Jacqueline
Pavlowsky
(1921-1971)
Artist

Pavlowsky’s oeuvre is considered a powerful and significant expression of the post-war period, despite her relatively short career. Having initially studied chemistry, she began to paint in her early thirties and from the start, her approach to painting was unique, she treated the canvas almost as if the material were skin, often applying the paint using bamboo sticks, and padding the surface with cotton, in a cathartic process of expression. In the catalogue for the “Abstractions 1955–1968”, Françoise Monnin recognises Pavlowsky’s “desire to leave only a trace”, hence her canvases sometimes appear more scraped and scratched rather than painted. During the post-war years, the existentialism of Sartre and Merleau-Ponty was prevalent, and in the words of the writer André Malraux, Pavlowsky etches “hieroglyphs of anguish”, like other artists of the time such as Jean Fautrier and Alberto Giacometti, torn between the joy of survival and the grief for those lost.

 

Born to Russian parents in 1921 in Vincennes, a commune in the eastern suburbs of Paris, Jacqueline Pavlowsky’s life was overshadowed by the war, losing both her brother and father, and considering herself as a lucky survivor, Pavlowsky’s work expresses her personal, direct experience, if indeed this can ever be fully communicated. She began exhibiting at the avant-garde salons, the Salon des Comparaisons and the Salon des Réalités Nouvelles, and was soon exhibiting regularly, including in 1957 at the Galerie Rive Droite and Galerie Legendre; in 1958 at Galerie La Roue and Galerie Lucien Durand, as well as “Peintres d’Aujourd’hui”, Senlis, and “Art Sacré” at the Musée d’Art Moderne; 1959 Galerie La Roue; Galerie Riquelme; 1960, “Aspects de l’art Contemporain”, Caen; 1961, Galerie K113, Frankfurt, Galerie Horn, Luxemburg; 1962, Musée Dunkerque, Galerie La Citadella, Ascona, Switz.; 1963, Musée de Reims, Musée d’Anvers, Galerie Saint Laurent, Brussels; 1964, Galerie Riquelme, Galerie Horn, Lux.; 1965, Galerie St Laurent du Pont, Grenoble; 1966, Galerie Nora, Jerusalem; 1970, Galerie Yellow, Brussels.

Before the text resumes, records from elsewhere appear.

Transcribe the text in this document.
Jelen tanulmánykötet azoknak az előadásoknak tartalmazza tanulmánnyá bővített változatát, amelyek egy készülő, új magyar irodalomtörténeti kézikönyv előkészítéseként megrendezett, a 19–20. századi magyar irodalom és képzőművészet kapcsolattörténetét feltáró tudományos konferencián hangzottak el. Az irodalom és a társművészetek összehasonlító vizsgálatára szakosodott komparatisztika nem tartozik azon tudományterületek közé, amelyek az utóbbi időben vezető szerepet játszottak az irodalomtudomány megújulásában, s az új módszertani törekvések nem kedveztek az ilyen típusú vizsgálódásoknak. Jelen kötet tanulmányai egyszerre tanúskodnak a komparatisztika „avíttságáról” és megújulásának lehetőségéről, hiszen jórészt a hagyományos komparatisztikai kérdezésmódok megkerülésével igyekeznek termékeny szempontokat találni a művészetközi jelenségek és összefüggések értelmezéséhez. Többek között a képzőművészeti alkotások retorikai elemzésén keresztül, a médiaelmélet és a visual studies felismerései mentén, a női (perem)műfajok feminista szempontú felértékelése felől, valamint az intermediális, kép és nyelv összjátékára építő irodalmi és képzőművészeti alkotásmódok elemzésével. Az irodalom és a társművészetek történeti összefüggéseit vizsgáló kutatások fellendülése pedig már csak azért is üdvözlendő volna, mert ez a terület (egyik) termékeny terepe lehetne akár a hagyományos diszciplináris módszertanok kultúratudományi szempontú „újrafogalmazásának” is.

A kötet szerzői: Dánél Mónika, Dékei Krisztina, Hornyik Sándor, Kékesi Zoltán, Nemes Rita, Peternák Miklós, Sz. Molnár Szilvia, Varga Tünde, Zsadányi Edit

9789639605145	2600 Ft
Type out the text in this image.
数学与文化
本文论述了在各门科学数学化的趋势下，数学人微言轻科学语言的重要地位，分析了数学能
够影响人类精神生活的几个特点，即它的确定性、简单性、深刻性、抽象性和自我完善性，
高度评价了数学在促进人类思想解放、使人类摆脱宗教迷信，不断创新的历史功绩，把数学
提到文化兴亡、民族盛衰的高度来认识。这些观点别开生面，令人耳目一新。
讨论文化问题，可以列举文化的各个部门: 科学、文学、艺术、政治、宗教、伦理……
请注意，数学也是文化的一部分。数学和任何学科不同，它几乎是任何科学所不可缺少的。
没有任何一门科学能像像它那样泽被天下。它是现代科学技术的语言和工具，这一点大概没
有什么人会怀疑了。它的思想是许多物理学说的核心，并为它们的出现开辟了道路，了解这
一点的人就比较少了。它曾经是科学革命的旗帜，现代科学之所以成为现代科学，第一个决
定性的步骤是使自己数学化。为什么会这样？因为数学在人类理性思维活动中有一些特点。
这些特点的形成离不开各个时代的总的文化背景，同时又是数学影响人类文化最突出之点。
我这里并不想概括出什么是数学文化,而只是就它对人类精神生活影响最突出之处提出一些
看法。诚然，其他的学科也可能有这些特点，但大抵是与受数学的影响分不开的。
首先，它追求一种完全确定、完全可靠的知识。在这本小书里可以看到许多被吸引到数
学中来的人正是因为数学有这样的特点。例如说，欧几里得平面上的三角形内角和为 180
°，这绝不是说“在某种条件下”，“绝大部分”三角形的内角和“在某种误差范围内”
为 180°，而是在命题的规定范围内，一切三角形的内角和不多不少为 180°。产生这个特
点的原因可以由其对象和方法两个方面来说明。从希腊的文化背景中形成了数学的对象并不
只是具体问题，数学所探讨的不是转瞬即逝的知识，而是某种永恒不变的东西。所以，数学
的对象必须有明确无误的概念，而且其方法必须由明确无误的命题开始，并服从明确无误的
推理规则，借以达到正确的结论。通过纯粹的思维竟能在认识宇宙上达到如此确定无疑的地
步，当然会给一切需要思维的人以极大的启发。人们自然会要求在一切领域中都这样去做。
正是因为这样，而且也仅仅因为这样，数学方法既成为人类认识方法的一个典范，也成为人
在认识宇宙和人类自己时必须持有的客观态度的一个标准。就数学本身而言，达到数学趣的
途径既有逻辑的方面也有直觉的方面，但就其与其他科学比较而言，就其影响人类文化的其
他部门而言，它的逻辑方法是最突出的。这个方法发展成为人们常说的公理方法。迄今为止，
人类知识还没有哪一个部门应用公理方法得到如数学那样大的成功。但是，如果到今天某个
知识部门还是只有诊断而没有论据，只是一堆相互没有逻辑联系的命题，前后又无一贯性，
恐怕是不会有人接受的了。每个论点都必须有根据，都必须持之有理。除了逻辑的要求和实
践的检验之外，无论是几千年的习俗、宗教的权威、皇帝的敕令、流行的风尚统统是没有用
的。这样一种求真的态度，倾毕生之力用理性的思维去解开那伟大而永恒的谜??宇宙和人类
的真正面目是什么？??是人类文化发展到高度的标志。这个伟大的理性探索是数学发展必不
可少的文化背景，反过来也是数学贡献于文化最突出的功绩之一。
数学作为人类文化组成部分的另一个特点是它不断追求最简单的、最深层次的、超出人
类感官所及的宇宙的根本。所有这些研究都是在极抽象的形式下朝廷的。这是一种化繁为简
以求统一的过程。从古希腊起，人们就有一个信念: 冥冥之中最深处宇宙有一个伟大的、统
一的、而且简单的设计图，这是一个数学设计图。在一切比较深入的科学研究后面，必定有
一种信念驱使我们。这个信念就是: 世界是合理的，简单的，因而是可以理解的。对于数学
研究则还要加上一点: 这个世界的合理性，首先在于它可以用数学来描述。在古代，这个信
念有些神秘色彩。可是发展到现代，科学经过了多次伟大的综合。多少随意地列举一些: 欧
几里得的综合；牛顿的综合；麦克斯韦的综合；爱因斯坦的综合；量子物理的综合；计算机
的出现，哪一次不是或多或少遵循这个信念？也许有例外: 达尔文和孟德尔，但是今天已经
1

Amongst other exhibitions, a retrospective held at Galerie 53 in Paris during 2011 has sought to highlight the significance of Pavlowsky’s life and work.

 

In the 1950’s Pavlowsky had met Russian abstract painter Serge Poliakoff in a café in Pigalle where he played his guitar, and discovering they lived near each other, him on rue de Seine and her rue Madame in St Germain on the left bank, they struck up a close friendship and regularly played music together until his death in 1965. From the 60’s onwards, Pavlowsky chose to sign herself as “Vladimir” as opposed to “Jacqueline”, and re-signed earlier works too. Her pictures, marked by the use of a male pseudonym, speak to us a thousand words on the difficulty of breaking through as a woman artist at that time.

 

The artist’s work is now represented in public collections including the Musée Nationale d’Art Moderne, Paris; Musée d’Art Moderne de la Ville, Paris; Staedel Museum, Frankfurt.